Quantum Computing Firm Quantinuum Raises $1.68bn in Heavily Oversubscribed Nasdaq IPO at $60 Per Share
Quantinuum (Nasdaq: QNT) raised $1.68 billion through its initial public offering on the Nasdaq Global Select Market, pricing at $60 per share — above the initial range — after underwriters expanded the offering to 28 million Class A shares. Shares opened at $68 on the first day of trading, a 13% premium to the IPO price, before closing little changed and giving the company a market value of approximately $15.7 billion. Founded in 2021 through a merger of Honeywell's quantum computing division and UK-based Cambridge Quantum, Quantinuum describes itself as a full-stack quantum computing platform covering both hardware and software. The UK connection is significant: Cambridge Quantum brought deep expertise in quantum software, algorithms, and cybersecurity, and the combined entity retains operations in Cambridge. The IPO was heavily oversubscribed, prompting underwriters to raise both the share count and price range before final pricing. The company generated $30.9 million in revenue in 2025 while posting a net loss of $192.6 million, meaning the $15.7 billion valuation is driven entirely by the market's assessment of future commercial potential for quantum computing rather than current earnings. The deal reflects sustained investor appetite for deep-technology listings, even at loss-making valuations, and marks the first major quantum computing IPO on a US exchange involving a UK-founded constituent business.
Why this matters
This is a consequential capital markets event for the quantum computing sector, generating work across IPO counsel, verification, and post-listing compliance. The UK nexus via Cambridge Quantum means English-law practices are relevant to the corporate history, even if the listing itself is on Nasdaq. The heavily oversubscribed book and premium opening trade confirm strong institutional demand for quantum computing equity. The wide gap between valuation ($15.7bn) and revenue ($30.9m) will sharpen scrutiny of the prospectus disclosure quality — particularly risk factors around commercialisation timelines — and may attract securities litigation if the share price corrects sharply.
On the Ground
A trainee on the IPO team would assist with prospectus drafting and proofreading, preparing verification notes to source-check every material claim in the document, and coordinating comfort letter requests from auditors. Post-listing, PDMR (person discharging managerial responsibilities) notification letters for insider trades and pricing supplement filings would also fall to junior lawyers.
Interview prep
Soundbite
A $15.7bn valuation on $30.9m revenue shows quantum computing is priced on optionality, not earnings.
Question you might get
“What key risk factors would you expect to see disclosed in the Quantinuum prospectus, and what legal exposure arises if those risks materialise post-listing?”
Full answer
Quantinuum priced its Nasdaq IPO at $60 per share, raising $1.68bn at a $15.7bn valuation despite just $30.9m in 2025 revenue and a $192.6m net loss.
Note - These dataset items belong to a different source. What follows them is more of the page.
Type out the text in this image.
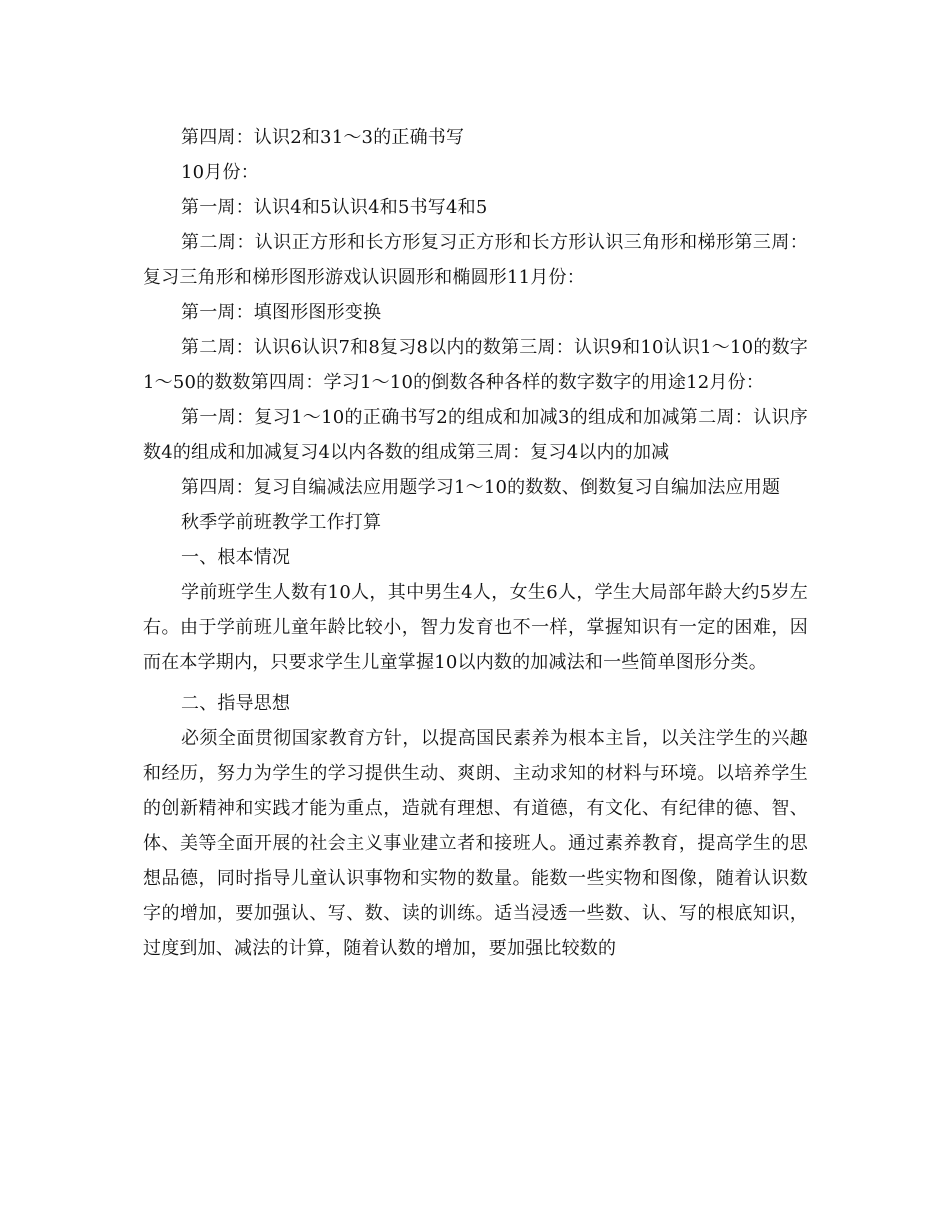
第四周：认识2和31～3的正确书写

10月份：

第一周：认识4和5认识4和5书写4和5

第二周：认识正方形和长方形复习正方形和长方形认识三角形和梯形第三周：复习三角形和梯形图形游戏认识圆形和椭圆形11月份：

第一周：填图形图形变换

第二周：认识6认识7和8复习8以内的数第三周：认识9和10认识1～10的数字1～50的数数第四周：学习1～10的倒数各种各样的数字数字的用途12月份：

第一周：复习1～10的正确书写2的组成和加减3的组成和加减第二周：认识序数4的组成和加减复习4以内各数的组成第三周：复习4以内的加减

第四周：复习自编减法应用题学习1～10的数数、倒数复习自编加法应用题

秋季学前班教学工作打算

一、根本情况

学前班学生人数有10人，其中男生4人，女生6人，学生大局部年龄大约5岁左右。由于学前班儿童年龄比较小，智力发育也不一样，掌握知识有一定的困难，因而在本学期内，只要求学生儿童掌握10以内数的加减法和一些简单图形分类。

二、指导思想

必须全面贯彻国家教育方针，以提高国民素养为根本主旨，以关注学生的兴趣和经历，努力为学生的学习提供生动、爽朗、主动求知的材料与环境。以培养学生的创新精神和实践才能为重点，造就有理想、有道德，有文化、有纪律的德、智、体、美等全面开展的社会主义事业建立者和接班人。通过素养教育，提高学生的思想品德，同时指导儿童认识事物和实物的数量。能数一些实物和图像，随着认识数字的增加，要加强认、写、数、读的训练。适当浸透一些数、认、写的根底知识，过度到加、减法的计算，随着认数的增加，要加强比较数的
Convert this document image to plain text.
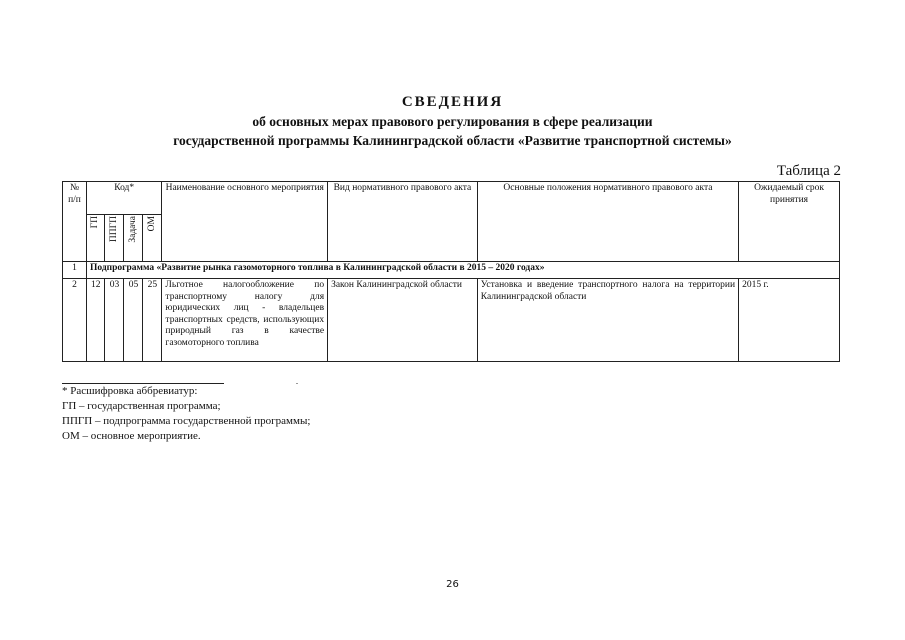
СВЕДЕНИЯ
об основных мерах правового регулирования в сфере реализации
государственной программы Калининградской области «Развитие транспортной системы»
Таблица 2
№ п/п	Код*				Наименование основного мероприятия	Вид нормативного правового акта	Основные положения нормативного правового акта	Ожидаемый срок принятия
	ГП	ППГП	Задача	ОМ				
1	Подпрограмма «Развитие рынка газомоторного топлива в Калининградской области в 2015 – 2020 годах»							
2	12	03	05	25	Льготное налогообложение по транспортному налогу для юридических лиц - владельцев транспортных средств, использующих природный газ в качестве газомоторного топлива	Закон Калининградской области	Установка и введение транспортного налога на территории Калининградской области	2015 г.
* Расшифровка аббревиатур:
ГП – государственная программа;
ППГП – подпрограмма государственной программы;
ОМ – основное мероприятие.
26
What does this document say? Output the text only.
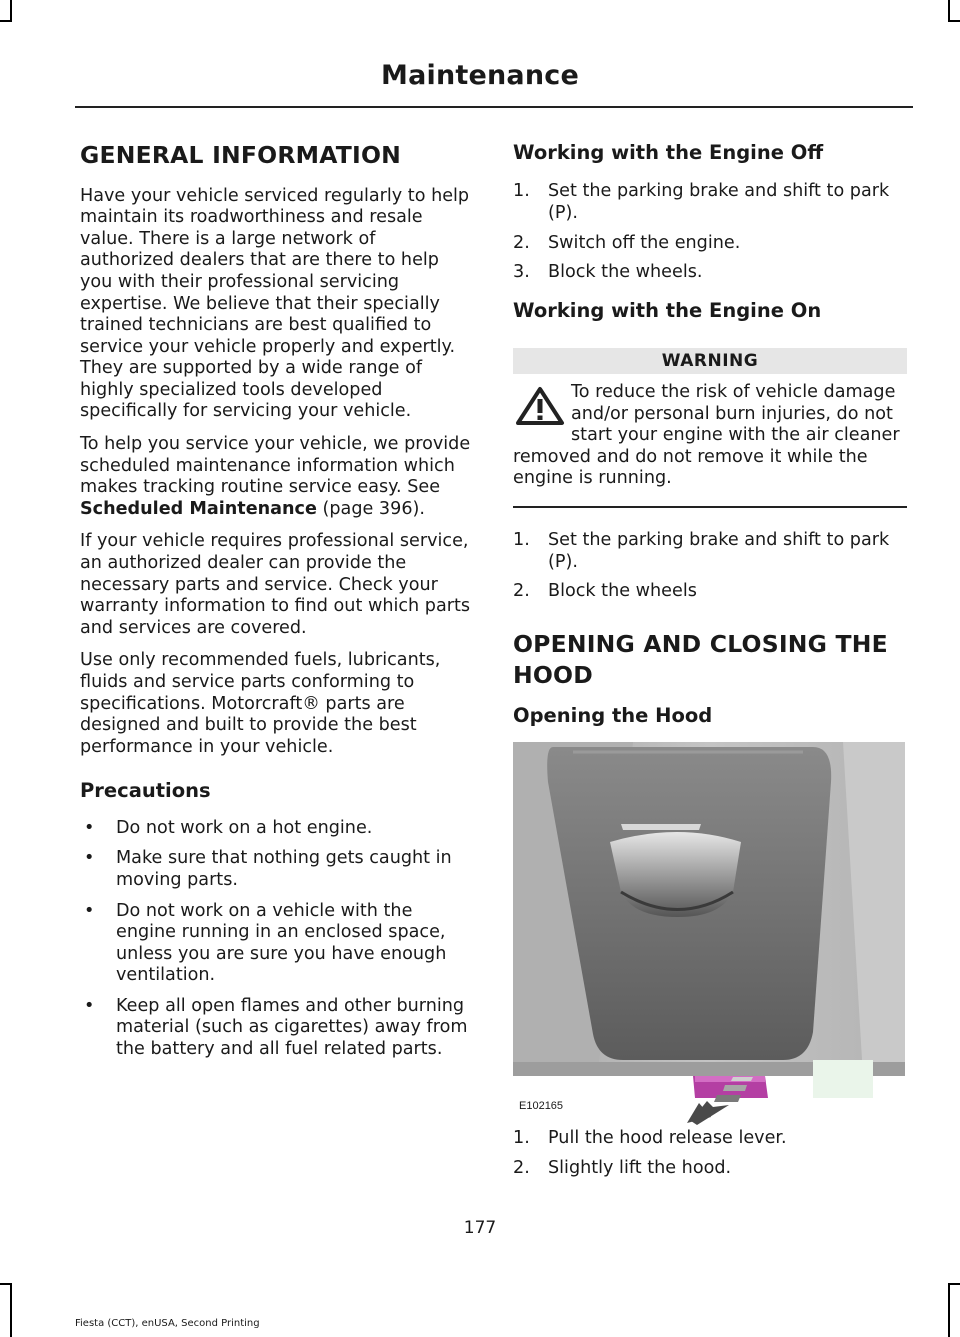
Maintenance
GENERAL INFORMATION

Have your vehicle serviced regularly to help maintain its roadworthiness and resale value. There is a large network of authorized dealers that are there to help you with their professional servicing expertise. We believe that their specially trained technicians are best qualified to service your vehicle properly and expertly. They are supported by a wide range of highly specialized tools developed specifically for servicing your vehicle.

To help you service your vehicle, we provide scheduled maintenance information which makes tracking routine service easy. See Scheduled Maintenance (page 396).

If your vehicle requires professional service, an authorized dealer can provide the necessary parts and service. Check your warranty information to find out which parts and services are covered.

Use only recommended fuels, lubricants, fluids and service parts conforming to specifications. Motorcraft® parts are designed and built to provide the best performance in your vehicle.

Precautions
• Do not work on a hot engine.
• Make sure that nothing gets caught in moving parts.
• Do not work on a vehicle with the engine running in an enclosed space, unless you are sure you have enough ventilation.
• Keep all open flames and other burning material (such as cigarettes) away from the battery and all fuel related parts.
Working with the Engine Off
1. Set the parking brake and shift to park (P).
2. Switch off the engine.
3. Block the wheels.
Working with the Engine On
WARNING
To reduce the risk of vehicle damage and/or personal burn injuries, do not start your engine with the air cleaner removed and do not remove it while the engine is running.
1. Set the parking brake and shift to park (P).
2. Block the wheels
OPENING AND CLOSING THE HOOD
Opening the Hood
E102165
1. Pull the hood release lever.
2. Slightly lift the hood.
177
Fiesta (CCT), enUSA, Second Printing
The deal signals that institutional investors are willing to pay sovereign-style optionality premiums for frontier technology that could disrupt computing, cryptography, and drug discovery simultaneously. The wider trend is a reopening of the deep-tech IPO window after a period of rate-driven suppression: the oversubscribed book and 13% opening premium confirm genuine demand. The UK angle — Cambridge Quantum was a founding constituent — means this story matters to City capital markets teams advising on future European quantum listings.